January 12, 2019 at 8:14 am #273977
dear Anita and Mark,
i am not going to immigration authorities or police because i am scared of him .i think if i take such step he ll ruin my life if not in europe than in my home country by sharing our pics or coverstaion etc. which he wont i know but i dont know i m too scared of this man.
i am not going to immigration authorities or poilice because he acts hot and cold to me and i get confuse.lets say if he is threatening me or etc now and i decided to go police than after 7-8 hours he become a bit nicer or too nice ..as i still have a soft corner in my heart for him i become emotional too and i miss him but i wont show to him that i want anything with him anymore .
even when he acts nice to me but he never accept his wrong doings .he pass his every blame either on me ,or he got angry thus he did or he was criticising or someone else or i misunderstood ,or any other excuse ..and his this behaviour turns my feelings for him off which make me think he will never change because he is blind to see his faults ..and i will never be able to help him see if he wants to be blind that way and its none of my business (i know it sounds rude but i have to save myself first .he is 10 yrs older than me )i dont want to waste all my life correcting a person who has no idea about the basic values of life .
he accessed my emails (my and ex conversation ) and his number .he used those all things and texted my ex (i described whole story in my previews post) and when i confronted him he passed the blame or started to manipulate me by saying that why did i saved those email if i never wanted him to see or when i had nothing to do with those conversation . and when i asked why did u contacted ex?? his reply was he wanted to know why did i leave him and he feels after reading our conversation (my and my ex) that i had same behaviour with him that i used to suddenly fight and wanted to breakup .
yes those emails were in my mailbox and i have more than 6000 unread emails because i dont check email or dont have time to delete things .and if suppose i have time but still that was my private life messages and none should dare to access or read them without my permission .
calling me prostitut was a criticising according to him .
and yesterday i was sleeping whole day as i work whole night .so i dint come online in whatsapp and my last seen is also off.so he was tracking my last seen history from a tracking app .
who does that ??he is tracking my online history?? i dont know what else will he be doing behind .who knows may be he is planning to kill me or tracking my location or accessing my internet or phone history .
i dont knw what should i expect from this men ..January 12, 2019 at 8:28 am #273979
Good luck then.January 12, 2019 at 8:48 am #273987
You wrote that you are afraid/ scared of him, afraid that he will hurt you more, like he threatened that he will. But you “have a soft corner in my heart for him”- for the man who hurt you already and threatens to hurt you more.
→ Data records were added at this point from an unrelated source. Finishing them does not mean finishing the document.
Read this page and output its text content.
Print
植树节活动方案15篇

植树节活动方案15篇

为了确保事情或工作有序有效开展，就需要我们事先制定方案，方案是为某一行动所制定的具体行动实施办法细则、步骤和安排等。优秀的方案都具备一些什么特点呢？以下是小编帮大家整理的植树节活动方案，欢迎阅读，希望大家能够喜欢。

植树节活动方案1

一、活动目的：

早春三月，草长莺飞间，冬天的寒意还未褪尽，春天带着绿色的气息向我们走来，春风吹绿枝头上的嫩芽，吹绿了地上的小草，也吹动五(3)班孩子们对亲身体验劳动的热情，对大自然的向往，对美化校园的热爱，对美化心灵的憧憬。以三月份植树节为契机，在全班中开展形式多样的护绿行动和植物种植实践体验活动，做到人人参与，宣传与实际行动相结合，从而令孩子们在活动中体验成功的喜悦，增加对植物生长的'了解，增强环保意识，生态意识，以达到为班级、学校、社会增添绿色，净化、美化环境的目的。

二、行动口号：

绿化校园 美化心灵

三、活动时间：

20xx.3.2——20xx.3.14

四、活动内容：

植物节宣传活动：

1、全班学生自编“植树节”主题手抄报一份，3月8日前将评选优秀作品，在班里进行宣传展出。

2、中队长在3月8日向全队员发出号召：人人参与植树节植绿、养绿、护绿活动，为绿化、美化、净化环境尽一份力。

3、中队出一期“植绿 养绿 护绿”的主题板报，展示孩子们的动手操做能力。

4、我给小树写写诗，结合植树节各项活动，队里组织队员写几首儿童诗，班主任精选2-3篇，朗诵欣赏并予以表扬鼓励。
You are confused because when he is not mean to you, calling you a prostitute and threatens you with harm, he “acts nicer or too nice”.
Do you watch or did you watch cartoons where an evil character is always bad and never nice? There are such cartoons, even movies. But in real life people are not always bad or always good. Every bad person is sometimes nice to somebody.
You are also confused because “he never accepts his wrong doings”- no one will be in prison if the only way to find a person guilty is if they accept their wrong doings. People often deny wrongdoings and crimes. It doesn’t mean that they are not guilty.
You are confused because he gets angry and blames you, so you wonder maybe you are guilty. Lots of people have strong control over others by blaming them, shaking off their responsibility for their own actions and assigning that responsibility to others, often their own victims.
You wrote: “I don’t want to waste all my life correcting a person who has no idea about the basic values of life”- I say, correct your understanding of people and life, as I suggested above.
Also correct your own basic value of accepting abuse: it is not a good value to submit to abuse.
If you are too scared (and you have too soft of a heart for him) to go to the police and immigration, and you are afraid of him, “may be he is planning to kill me”, what are your plans then?